3.2 Command Effect Analysis and Safety Assessment

In the innovative speech interface, the problem of effect analysis and safety assessment of commands can be solved with hybrid probabilistic neural networks. The proposed method (Fig. 6a) uses developed hybrid multilayer neural networks consisting of a modified probabilistic neural network combined with a single layer classifier. The probabilistic neural network is interesting, because it is possible to implement and develop numerous enhancements, extensions, and generalizations of the original model [7]. The presented approach can be suitable for many automated cargo manipulation processes.

The effect analysis and safety assessment of commands is based on information on features, conditions and parameters of the cargo positioning process. The input signals of the network can include: mobile crane power, gripper relocation speed, gripper movement speed, gripper position accuracy, gripping speed, gripping sensitivity, collision avoidance sensitivity, gripping servo power, load relocation accuracy, positioning path accuracy, load weight, load dimensions, load damage resistance coefficient, and load gripping easiness coefficient. The values of the input signals are subject to normalization.

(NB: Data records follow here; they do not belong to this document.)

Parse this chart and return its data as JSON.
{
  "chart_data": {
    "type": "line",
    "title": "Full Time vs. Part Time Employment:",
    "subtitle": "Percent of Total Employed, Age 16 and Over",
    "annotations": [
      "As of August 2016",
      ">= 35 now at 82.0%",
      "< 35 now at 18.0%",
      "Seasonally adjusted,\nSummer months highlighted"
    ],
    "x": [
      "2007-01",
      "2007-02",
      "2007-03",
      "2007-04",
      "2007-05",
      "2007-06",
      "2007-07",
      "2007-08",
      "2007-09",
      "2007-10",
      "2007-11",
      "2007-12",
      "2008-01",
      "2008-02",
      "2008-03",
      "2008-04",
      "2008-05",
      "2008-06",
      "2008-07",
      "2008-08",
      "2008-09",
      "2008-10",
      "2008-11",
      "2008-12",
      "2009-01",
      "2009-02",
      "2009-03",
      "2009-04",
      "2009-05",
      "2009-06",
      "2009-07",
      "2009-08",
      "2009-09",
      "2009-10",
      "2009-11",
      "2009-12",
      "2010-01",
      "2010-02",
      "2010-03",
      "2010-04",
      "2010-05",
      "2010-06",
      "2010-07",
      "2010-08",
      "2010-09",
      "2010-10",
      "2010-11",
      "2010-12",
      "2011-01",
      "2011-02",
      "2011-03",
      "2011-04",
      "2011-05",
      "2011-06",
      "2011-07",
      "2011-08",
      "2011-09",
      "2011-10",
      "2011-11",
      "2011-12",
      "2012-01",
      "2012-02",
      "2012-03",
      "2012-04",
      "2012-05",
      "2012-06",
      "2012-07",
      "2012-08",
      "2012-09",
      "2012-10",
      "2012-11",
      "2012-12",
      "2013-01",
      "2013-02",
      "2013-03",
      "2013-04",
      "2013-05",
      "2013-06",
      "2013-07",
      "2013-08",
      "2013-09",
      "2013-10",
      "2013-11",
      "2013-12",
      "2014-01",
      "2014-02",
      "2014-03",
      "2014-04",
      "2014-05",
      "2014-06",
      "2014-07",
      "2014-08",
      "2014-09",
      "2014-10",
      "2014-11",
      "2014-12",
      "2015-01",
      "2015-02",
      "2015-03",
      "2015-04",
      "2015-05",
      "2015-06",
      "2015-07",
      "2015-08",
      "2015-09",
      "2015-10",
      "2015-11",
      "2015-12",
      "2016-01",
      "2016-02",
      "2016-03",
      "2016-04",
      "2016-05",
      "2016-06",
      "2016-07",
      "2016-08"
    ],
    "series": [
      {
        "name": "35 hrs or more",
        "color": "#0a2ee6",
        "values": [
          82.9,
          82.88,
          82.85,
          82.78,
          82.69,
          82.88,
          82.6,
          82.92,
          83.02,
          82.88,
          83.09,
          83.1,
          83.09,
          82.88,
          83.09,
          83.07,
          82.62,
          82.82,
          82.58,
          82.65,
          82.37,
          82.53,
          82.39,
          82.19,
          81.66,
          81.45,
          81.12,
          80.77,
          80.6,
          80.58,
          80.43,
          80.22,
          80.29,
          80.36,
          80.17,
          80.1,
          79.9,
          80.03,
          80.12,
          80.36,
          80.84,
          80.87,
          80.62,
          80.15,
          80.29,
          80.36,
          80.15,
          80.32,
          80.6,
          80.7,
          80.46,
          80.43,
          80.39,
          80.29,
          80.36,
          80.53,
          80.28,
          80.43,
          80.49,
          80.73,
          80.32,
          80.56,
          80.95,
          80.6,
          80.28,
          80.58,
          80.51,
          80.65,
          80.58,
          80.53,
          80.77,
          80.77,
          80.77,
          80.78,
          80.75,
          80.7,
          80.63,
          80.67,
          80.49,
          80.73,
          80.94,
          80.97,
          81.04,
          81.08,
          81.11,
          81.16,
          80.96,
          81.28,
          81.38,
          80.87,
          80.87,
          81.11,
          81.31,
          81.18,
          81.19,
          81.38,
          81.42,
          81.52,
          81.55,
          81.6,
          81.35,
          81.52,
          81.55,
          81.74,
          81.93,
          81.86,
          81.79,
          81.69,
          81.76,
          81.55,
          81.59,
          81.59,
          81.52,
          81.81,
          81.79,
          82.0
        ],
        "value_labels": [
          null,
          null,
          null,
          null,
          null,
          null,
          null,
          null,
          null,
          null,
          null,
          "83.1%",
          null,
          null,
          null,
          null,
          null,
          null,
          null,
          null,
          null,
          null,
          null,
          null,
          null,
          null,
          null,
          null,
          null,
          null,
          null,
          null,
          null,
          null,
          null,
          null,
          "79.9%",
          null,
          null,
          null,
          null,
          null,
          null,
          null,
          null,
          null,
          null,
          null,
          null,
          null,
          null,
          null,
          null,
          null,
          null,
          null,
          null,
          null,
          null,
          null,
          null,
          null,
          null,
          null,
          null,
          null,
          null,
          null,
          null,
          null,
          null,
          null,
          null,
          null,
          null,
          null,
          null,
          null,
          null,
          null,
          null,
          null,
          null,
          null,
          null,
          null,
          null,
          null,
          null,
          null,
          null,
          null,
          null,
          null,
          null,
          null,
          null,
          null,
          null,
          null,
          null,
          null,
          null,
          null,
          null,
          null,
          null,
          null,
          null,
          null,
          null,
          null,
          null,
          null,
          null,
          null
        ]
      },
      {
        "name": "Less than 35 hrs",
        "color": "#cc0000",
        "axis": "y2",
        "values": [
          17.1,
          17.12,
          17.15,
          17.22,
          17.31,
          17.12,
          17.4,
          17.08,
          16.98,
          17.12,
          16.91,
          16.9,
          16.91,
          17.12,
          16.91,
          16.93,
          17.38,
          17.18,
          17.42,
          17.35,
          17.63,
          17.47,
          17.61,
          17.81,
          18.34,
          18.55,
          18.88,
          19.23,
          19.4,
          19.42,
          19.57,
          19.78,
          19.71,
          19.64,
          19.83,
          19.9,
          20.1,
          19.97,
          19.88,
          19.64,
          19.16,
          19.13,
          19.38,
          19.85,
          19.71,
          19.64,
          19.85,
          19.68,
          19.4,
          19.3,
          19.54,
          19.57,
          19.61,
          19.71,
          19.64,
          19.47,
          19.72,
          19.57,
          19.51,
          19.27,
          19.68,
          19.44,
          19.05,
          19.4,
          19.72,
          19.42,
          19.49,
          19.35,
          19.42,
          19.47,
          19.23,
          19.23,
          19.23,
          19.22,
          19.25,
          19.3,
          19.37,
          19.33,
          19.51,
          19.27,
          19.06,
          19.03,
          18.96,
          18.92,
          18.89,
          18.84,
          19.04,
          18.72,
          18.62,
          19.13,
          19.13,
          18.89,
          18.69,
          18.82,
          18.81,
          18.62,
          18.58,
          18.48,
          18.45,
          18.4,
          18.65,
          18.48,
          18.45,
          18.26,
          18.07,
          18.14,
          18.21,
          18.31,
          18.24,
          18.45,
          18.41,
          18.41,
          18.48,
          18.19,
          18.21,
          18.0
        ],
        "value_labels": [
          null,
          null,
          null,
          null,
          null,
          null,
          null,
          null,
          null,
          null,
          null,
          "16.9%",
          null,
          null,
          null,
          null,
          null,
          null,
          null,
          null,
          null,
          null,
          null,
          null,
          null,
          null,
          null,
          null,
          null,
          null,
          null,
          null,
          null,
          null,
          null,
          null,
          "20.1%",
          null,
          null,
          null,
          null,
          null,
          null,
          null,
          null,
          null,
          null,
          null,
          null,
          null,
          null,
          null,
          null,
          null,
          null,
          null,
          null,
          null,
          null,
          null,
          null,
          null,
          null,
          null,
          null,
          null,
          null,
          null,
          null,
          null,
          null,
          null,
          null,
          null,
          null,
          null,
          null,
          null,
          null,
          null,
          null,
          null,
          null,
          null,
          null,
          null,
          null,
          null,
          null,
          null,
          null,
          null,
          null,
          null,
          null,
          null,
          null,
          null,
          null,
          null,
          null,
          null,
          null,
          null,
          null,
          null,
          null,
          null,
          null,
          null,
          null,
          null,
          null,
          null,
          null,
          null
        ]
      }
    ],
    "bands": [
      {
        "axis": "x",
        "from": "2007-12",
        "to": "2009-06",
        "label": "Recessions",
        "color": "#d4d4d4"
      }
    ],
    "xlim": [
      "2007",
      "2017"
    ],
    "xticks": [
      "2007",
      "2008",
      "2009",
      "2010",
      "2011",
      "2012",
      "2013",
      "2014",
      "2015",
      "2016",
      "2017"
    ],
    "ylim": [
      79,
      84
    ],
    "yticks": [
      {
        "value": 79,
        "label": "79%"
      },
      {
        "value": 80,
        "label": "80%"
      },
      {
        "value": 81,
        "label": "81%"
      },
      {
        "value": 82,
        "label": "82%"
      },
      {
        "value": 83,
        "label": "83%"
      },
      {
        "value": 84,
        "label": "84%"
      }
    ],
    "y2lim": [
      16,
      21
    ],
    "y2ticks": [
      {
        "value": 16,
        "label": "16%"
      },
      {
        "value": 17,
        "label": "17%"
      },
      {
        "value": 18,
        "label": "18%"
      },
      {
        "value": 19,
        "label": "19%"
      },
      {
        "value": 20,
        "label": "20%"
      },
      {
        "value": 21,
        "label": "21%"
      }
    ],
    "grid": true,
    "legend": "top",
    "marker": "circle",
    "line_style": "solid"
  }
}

The effect analysis and safety assessment is performed by the developed hybrid network that works as a classifier of the cargo manipulation process state. Its output computes the following classes: nominal state, correct work state, unstable work state, state leading to incorrect work, failure menace state, state leading to process interruption, process interruption state, incorrect process state, incomplete supervision state, state leading to supervision extension, state leading to correct work. The architecture of the hybrid network used is shown in Fig. 6b–d. It is composed of interconnected neurons organized in successive layers. The hybrid network consists of five layers: preprocessing, input, pattern, summation and output layers.

4 Conclusions and Perspectives

The designed interaction system is equipped with the most modern artificial intelligence-based technologies: vision systems, augmented reality, voice communication and interactive manipulators with force feedback. Modern control and supervision systems allow to efficiently and securely transfer, and precisely place materials, products and fragile cargo.

The proposed design of the innovative speech interface for controlling lifting devices has been based on hybrid neural network architectures. They serve as flexible engines for development, experimentation and validation of the presented design. The design can be considered as an attempt to create a standard intelligent system for execution, control, supervision and optimization of cargo handling processes using communication by speech and natural language. This is important for development of effective and flexible cargo manipulation methods.